Essay on a comic strip

"How to Read Nancy" is an essay by Mark Newgarden and Paul Karasik, originally published in The Best of Ernie Bushmiller's Nancy by Brian Walker (Henry Holt/Comicana, 1988). The piece examines the comic strip Nancy, focusing on Bushmiller's use of the comics language to deliver a gag. Finding correspondences to the minimalist architecture of Mies van der Rohe, the essay calls Nancy "a complex amalgam of formal rules laid out by [its] designer."

==Description==
"How to Read Nancy" is distinguished by its extensive analysis of a single Nancy comic strip originally published on August 8, 1959. The essay successively isolates and discusses the strip's individual formal elements (including the placement of word balloons, the level of the horizon line, the spotting of blacks, and panel shape and size) to demonstrate each codependent aspect of comics syntax. The essay has been used in a variety of university level courses about comics; a full 25% of syllabi listed on the National Association of Comics Arts Educators (NACAE) website include the essay in their required reading.

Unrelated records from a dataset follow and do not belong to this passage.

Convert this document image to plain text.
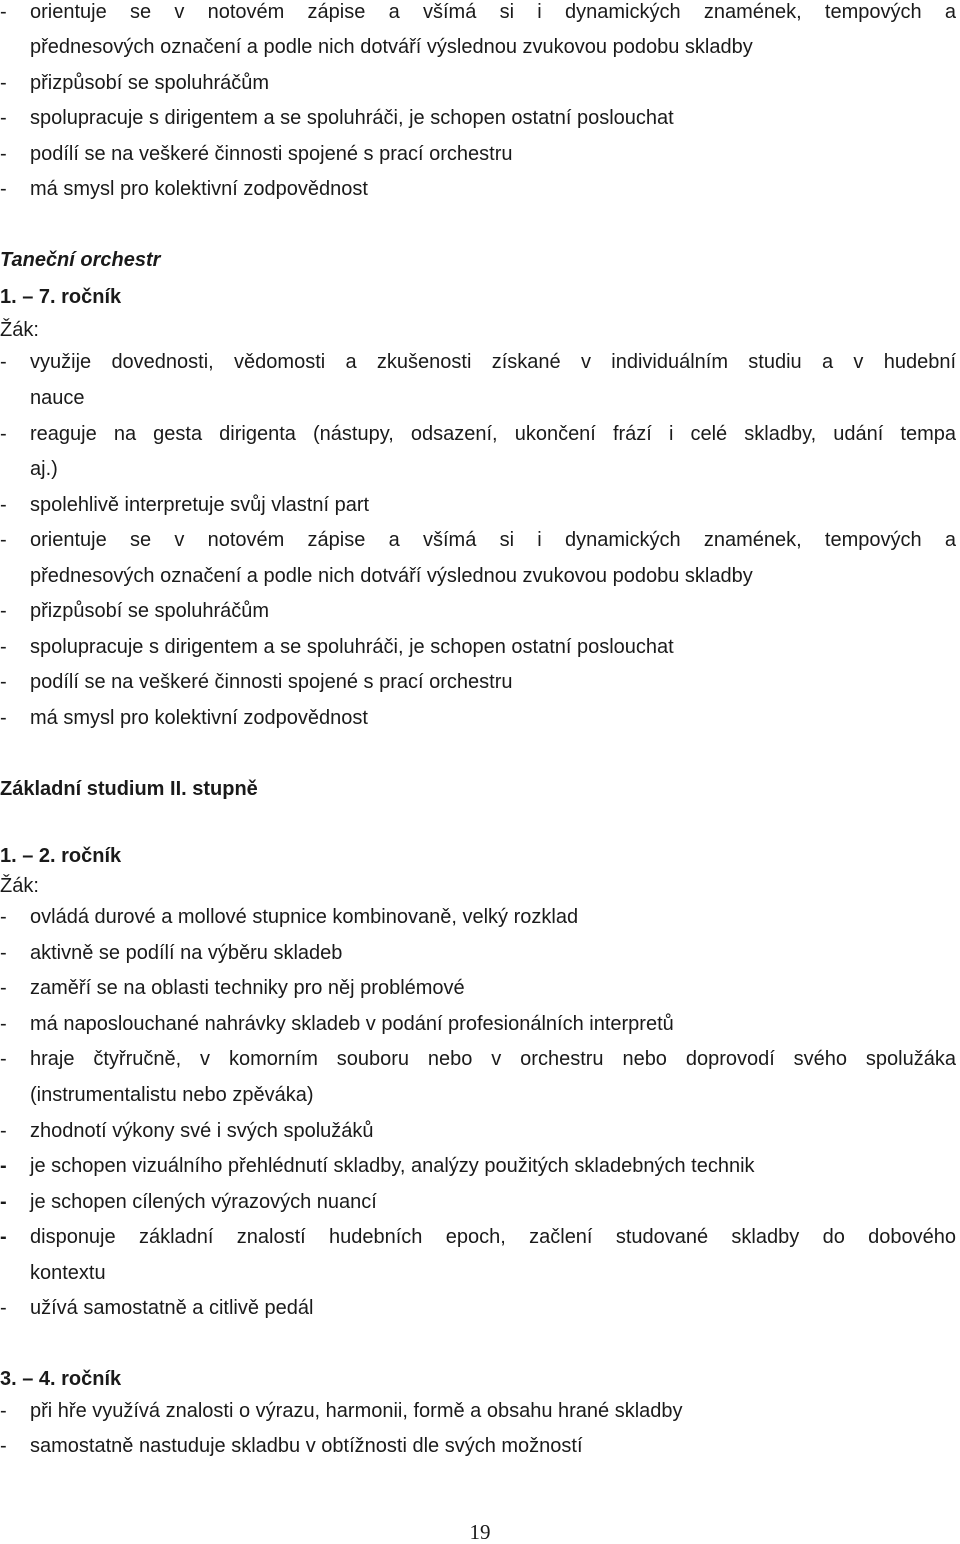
- orientuje se v notovém zápise a všímá si i dynamických znamének, tempových a
přednesových označení a podle nich dotváří výslednou zvukovou podobu skladby
- přizpůsobí se spoluhráčům
- spolupracuje s dirigentem a se spoluhráči, je schopen ostatní poslouchat
- podílí se na veškeré činnosti spojené s prací orchestru
- má smysl pro kolektivní zodpovědnost
Taneční orchestr
1. – 7. ročník
Žák:
- využije dovednosti, vědomosti a zkušenosti získané v individuálním studiu a v hudební
nauce
- reaguje na gesta dirigenta (nástupy, odsazení, ukončení frází i celé skladby, udání tempa
aj.)
- spolehlivě interpretuje svůj vlastní part
- orientuje se v notovém zápise a všímá si i dynamických znamének, tempových a
přednesových označení a podle nich dotváří výslednou zvukovou podobu skladby
- přizpůsobí se spoluhráčům
- spolupracuje s dirigentem a se spoluhráči, je schopen ostatní poslouchat
- podílí se na veškeré činnosti spojené s prací orchestru
- má smysl pro kolektivní zodpovědnost
Základní studium II. stupně
1. – 2. ročník
Žák:
- ovládá durové a mollové stupnice kombinovaně, velký rozklad
- aktivně se podílí na výběru skladeb
- zaměří se na oblasti techniky pro něj problémové
- má naposlouchané nahrávky skladeb v podání profesionálních interpretů
- hraje čtyřručně, v komorním souboru nebo v orchestru nebo doprovodí svého spolužáka
(instrumentalistu nebo zpěváka)
- zhodnotí výkony své i svých spolužáků
- je schopen vizuálního přehlédnutí skladby, analýzy použitých skladebných technik
- je schopen cílených výrazových nuancí
- disponuje základní znalostí hudebních epoch, začlení studované skladby do dobového
kontextu
- užívá samostatně a citlivě pedál
3. – 4. ročník
- při hře využívá znalosti o výrazu, harmonii, formě a obsahu hrané skladby
- samostatně nastuduje skladbu v obtížnosti dle svých možností
19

"How to Read Nancy" is an outgrowth of Karasik and Newgarden's lifelong interest in Bushmiller's work. Newgarden had previously drawn "Love's Savage Fury," a four-page tribute to Nancy originally published in RAW Magazine v. 1 #8 in 1986 (also republished in The Best of Ernie Bushmiller's Nancy), and the pair had assigned a Nancy-related assignment to students in a "Language of Comics" class that they co-taught in the 1980s at the School of Visual Arts in New York. One example of student work from that class, cartoonist R. Sikoryak's "Ancy," was later published in Legal Action Comics v. 1.

==Book==
The original "How to Read Nancy" essay is available as a PDF download from Newgarden's website. Karasik and Newgarden have expanded the essay to book length, released on October 31, 2017, published by Fantagraphics Books as a companion to their multi-volume Nancy reprint series. The book won an Eisner Award in 2018 for "Best Comics Related Book".